What types of bonds do auto dealers purchase?
Texas state law generally requires auto dealers to carry a surety bond of at least $50,000. This broadly applies to most new, used, franchised, independent, wholesale and other auto dealers. It also generally applies to motorcycle, house trailer, trailer and semi-trailer dealers, and some others.
The purpose of an auto dealer’s surety bond is to help protect customers against fraud, which is rare but has high costs given the prices of vehicles.
An insurance agent who specializes in bonds can help auto dealers, as well as other parties, procure the bond that’s right for them.
What types of bonds do individuals purchase?
Individual residents normally purchase bonds only if they have a legal obligation to another party, and most often the obligation is related to properly managing the other’s finances. These bonds are often called probate bonds, and there are different types:
- Executor Bond: Might guarantee the proper management of a deceased’s estate if they had a will.
- Administrator Bond: Might guarantee the proper management of a deceased’s estate if they didn’t have a will.
- Guardianship Bond: Might guarantee the proper management of an estate belonging to a legally incompetent adult or a minor.
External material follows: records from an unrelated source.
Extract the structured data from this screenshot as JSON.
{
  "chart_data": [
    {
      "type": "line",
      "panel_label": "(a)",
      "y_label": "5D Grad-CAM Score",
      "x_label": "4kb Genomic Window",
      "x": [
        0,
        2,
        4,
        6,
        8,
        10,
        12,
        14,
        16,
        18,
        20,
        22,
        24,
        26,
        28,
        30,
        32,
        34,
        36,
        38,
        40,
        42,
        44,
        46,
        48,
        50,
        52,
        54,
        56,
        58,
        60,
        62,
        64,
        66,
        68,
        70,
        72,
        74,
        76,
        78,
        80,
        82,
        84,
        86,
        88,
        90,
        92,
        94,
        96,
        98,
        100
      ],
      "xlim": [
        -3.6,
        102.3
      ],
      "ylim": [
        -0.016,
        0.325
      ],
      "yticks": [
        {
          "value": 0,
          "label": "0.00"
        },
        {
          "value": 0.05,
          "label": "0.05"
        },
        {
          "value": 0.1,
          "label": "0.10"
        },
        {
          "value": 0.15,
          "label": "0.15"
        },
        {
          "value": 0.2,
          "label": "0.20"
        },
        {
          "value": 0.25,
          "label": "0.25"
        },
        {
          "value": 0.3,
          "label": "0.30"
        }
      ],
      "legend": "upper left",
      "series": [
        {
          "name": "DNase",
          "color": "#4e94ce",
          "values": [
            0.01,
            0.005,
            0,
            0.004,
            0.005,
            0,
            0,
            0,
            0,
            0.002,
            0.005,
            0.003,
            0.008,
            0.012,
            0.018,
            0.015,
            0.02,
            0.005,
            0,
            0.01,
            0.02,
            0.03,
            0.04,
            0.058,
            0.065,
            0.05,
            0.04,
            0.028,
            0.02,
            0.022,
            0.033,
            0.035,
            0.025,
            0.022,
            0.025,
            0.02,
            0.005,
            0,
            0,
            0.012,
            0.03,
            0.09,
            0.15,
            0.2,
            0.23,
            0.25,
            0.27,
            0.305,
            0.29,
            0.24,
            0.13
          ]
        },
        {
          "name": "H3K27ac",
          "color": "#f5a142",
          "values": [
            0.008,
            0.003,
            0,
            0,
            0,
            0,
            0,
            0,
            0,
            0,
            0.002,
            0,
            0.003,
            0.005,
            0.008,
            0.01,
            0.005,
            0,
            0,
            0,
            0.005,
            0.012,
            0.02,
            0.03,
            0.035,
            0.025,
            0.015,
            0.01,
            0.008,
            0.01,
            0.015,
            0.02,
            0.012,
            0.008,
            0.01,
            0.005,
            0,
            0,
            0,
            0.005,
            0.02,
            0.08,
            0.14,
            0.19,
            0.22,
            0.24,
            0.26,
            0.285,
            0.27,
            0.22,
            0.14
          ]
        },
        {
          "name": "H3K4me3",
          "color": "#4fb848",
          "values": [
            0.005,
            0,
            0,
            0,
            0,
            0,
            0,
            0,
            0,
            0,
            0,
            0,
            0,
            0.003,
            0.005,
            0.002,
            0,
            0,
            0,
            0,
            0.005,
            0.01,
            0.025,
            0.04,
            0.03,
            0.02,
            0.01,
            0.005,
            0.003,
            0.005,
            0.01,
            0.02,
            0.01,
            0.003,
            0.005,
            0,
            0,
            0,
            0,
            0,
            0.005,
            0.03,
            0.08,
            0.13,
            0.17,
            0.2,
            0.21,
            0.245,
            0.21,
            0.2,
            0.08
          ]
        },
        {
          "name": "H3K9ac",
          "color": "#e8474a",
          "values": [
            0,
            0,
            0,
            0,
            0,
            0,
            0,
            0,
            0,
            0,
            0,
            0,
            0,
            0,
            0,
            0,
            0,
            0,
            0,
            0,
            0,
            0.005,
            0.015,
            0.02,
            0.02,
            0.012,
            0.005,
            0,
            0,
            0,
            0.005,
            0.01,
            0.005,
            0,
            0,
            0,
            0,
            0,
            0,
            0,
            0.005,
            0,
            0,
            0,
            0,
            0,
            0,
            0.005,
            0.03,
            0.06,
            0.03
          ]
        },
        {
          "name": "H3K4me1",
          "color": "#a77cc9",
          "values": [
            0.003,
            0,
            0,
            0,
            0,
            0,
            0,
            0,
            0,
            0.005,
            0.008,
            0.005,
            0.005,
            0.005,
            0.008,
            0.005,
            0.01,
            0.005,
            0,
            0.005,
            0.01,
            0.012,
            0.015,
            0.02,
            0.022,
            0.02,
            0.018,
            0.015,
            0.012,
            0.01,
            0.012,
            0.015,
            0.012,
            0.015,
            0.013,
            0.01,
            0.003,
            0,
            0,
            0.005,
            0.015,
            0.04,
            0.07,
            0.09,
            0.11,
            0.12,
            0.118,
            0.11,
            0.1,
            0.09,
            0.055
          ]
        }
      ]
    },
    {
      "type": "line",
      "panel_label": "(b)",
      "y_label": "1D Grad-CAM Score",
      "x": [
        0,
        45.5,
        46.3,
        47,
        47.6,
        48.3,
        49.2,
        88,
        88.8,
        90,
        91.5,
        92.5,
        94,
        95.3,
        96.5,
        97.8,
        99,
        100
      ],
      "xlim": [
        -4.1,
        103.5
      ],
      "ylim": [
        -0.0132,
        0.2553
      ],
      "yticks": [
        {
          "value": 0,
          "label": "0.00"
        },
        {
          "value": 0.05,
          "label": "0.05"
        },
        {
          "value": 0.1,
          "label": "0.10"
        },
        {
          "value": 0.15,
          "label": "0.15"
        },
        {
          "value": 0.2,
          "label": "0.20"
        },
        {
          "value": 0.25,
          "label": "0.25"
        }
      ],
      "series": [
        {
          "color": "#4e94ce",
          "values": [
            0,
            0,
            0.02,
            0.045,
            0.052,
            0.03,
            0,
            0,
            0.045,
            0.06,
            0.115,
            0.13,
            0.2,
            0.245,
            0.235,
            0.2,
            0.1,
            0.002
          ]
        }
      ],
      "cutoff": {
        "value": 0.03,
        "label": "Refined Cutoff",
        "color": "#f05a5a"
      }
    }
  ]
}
- Conservatorship Bonds: Might guarantee the proper management of an estate belonging to a ward.
Again, a knowledgeable insurance agent can assist with these and other bonds if any are needed.
Who’s a party to a surety bond?
These bonds typically have three parties involved. The official terms for the various parties are:
- Surety: Party providing financial compensation (e.g. insurance company).
- Obligor: Party with an obligation to meet (e.g. auto dealer, fiduciary, contractor).
- Obligee: Party that something is done for (e.g. estate owner, customer).
The surety usually pays the obligee should the obligor fails to uphold their contracted responsibilities.